Павел Осипович держал в руках косички, улыбался и не мог удержать слез, наполнивших его глаза. Небрежно и неровно отрезанные у корней волос и связанные в тонких концах розовою ленточкой, косички производили на него удручающее и вместе трогательное впечатление. Хотелось побежать к сестре, сказать ей, что девочка жива, лишь убежала на войну. А сам не мог двинуться и все слушал женщину, которая так просто и так изумительно по-человечески спасает от какой-то уже обрушившейся катастрофы и его и всю его семью.

Наконец он встал. Взял за плечо женщину и повел ее в свой кабинет.

— Вот, скажи ей все сама, — сказал он, указав на лежавшую на диване и глухо рыдавшую мать. И передал обратно женщине Любины косички.

Еще сильнее и еще отчаяннее зарыдала мать при виде жиденьких косичек. Но когда женщина совсем по-бабьи просто приголубила и прижала к себе плачущую барыню, та с верой и надеждой стала слушать за душу хватающее бабье воркованье.

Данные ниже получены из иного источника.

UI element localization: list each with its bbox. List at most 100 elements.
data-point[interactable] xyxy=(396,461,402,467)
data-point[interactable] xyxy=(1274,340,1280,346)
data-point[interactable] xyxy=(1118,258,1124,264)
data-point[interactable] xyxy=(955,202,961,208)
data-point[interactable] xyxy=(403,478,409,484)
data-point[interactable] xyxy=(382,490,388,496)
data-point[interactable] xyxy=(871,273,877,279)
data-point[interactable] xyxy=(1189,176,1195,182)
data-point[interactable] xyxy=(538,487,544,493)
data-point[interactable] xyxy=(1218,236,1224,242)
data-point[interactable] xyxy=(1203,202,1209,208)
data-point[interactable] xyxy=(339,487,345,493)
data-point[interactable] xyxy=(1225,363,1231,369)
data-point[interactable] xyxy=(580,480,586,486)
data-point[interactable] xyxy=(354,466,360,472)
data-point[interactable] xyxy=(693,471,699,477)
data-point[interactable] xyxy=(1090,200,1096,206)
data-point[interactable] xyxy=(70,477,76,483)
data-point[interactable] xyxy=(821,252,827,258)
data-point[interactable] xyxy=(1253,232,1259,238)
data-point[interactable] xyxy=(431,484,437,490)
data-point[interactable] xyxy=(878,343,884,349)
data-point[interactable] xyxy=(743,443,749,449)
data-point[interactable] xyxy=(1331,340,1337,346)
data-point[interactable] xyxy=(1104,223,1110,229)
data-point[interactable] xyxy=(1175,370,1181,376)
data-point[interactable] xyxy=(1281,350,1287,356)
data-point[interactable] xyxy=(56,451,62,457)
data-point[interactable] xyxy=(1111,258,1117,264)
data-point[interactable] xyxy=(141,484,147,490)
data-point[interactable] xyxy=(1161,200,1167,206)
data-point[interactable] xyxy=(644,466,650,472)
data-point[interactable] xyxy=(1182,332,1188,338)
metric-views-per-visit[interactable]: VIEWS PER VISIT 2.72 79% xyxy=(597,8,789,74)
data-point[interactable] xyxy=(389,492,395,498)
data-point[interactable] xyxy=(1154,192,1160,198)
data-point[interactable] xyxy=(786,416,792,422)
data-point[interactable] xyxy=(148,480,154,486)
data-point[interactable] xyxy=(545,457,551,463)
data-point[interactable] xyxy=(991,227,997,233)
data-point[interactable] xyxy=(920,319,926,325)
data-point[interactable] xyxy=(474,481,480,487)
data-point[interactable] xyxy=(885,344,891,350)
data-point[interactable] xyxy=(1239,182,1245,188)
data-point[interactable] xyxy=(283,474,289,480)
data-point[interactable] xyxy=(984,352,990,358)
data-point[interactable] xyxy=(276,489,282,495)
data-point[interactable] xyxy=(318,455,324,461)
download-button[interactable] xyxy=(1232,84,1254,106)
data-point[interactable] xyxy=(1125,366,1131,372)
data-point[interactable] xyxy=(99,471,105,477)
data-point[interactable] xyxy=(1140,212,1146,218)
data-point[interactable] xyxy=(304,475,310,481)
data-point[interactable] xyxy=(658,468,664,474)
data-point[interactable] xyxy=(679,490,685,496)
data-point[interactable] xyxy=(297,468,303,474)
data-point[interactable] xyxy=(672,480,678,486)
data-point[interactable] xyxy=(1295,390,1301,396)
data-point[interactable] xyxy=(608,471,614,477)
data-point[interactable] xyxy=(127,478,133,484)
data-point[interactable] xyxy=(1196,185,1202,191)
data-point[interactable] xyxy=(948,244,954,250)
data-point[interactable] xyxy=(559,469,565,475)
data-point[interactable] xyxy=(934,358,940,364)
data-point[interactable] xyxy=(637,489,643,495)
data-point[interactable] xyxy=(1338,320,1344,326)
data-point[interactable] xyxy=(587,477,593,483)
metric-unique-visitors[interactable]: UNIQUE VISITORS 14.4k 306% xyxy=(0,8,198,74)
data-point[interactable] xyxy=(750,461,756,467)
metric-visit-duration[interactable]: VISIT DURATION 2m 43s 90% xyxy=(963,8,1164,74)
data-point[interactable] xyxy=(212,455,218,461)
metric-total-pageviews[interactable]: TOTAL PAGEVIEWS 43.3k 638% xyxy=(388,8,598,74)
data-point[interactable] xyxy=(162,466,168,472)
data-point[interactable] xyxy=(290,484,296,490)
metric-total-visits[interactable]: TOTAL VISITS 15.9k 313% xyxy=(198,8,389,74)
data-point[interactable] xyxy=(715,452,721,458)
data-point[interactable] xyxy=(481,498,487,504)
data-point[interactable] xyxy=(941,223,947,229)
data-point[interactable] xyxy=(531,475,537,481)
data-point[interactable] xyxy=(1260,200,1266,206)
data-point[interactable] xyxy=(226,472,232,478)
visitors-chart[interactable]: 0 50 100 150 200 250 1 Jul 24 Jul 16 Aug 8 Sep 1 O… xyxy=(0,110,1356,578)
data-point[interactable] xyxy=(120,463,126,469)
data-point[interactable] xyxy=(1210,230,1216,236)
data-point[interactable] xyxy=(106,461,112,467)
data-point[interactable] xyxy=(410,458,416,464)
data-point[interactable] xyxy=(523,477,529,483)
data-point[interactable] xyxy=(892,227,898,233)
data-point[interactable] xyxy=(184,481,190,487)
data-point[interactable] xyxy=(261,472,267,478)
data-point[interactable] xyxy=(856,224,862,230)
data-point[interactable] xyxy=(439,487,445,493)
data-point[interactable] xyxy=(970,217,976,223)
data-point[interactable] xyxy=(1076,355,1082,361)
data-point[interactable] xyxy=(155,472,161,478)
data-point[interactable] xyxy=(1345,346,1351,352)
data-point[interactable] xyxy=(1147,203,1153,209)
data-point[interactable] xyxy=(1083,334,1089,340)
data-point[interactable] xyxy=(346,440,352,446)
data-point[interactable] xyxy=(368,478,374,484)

— А што тут мудреного, родная моя? Митьке моему всего пятнадцать годков, а только и слов: уйду да уйду на войну... А он один у меня и заступа и помощник. Вдова я одинокая, живу в пригороде, на отлете. Избеночка от ветру валится. Куда я без него попала? А уйдет — поплачешь, поплачешь да и помиришься. Не плачь, родимая. Господь даст, найдется... А то и гляди, сама заявится.

Торцов уже взял трубку телефона, чтобы позвонить в полицию, но вспомнил просьбу бабы и только позвонил в редакцию газеты, продиктовав заметку о том, что исчезнувшая девочка пробирается на фронт и что сам Торцов немедленно выезжает для ее розысков.

Поверивши в возможность этих розысков, Павел Осипович в самом деле поспешил с отъездом.

* * *

На дворе шел тихий, крупными хлопьями снег. В мутном свете уличных фонарей Торцов не мог разглядеть, какие лошади были запряжены: гнедые или вороные. И лишь по сбруе в мелком китайском серебряном наборе догадался, что запряжены “корейцы”. Вороные ходят в русской сбруе. Что-то ущемило за сердце: совестно в такое время думать о каких-то лошадиных вопросах, но потому, что с юности любил хороших лошадей, с ласковой улыбкой любовался галопом левой пристяжной, Куяки, который всегда нес голову так, что на пригнутой и обращенной назад морде видна была белая звездинка. Особенно прекрасно шел на этот раз коренной, Маява. Он так рысил, что пристяжные еле поспевали. Легкая охотничья кошевка была накрыта мягкой полостью из шкуры бурого медведя-муравейника, единственной добычи самого Торцова на Памире. По близорукости и по рассеянности он был плохой стрелок, и потому этот трофей ему особенно был дорог. И именно сейчас, когда он несся уже по пустынному покрову Ангары и когда вдруг почему-то стало очень жалко остающегося позади огромного хозяйства, и в особенности лошадей, он сказал с заботливою лаской в голосе:

— Ты уж без меня, Никита, присмотри за всеми лошадьми-то, без любимчиков... Чтобы по-хозяйски, ни одной не забывать.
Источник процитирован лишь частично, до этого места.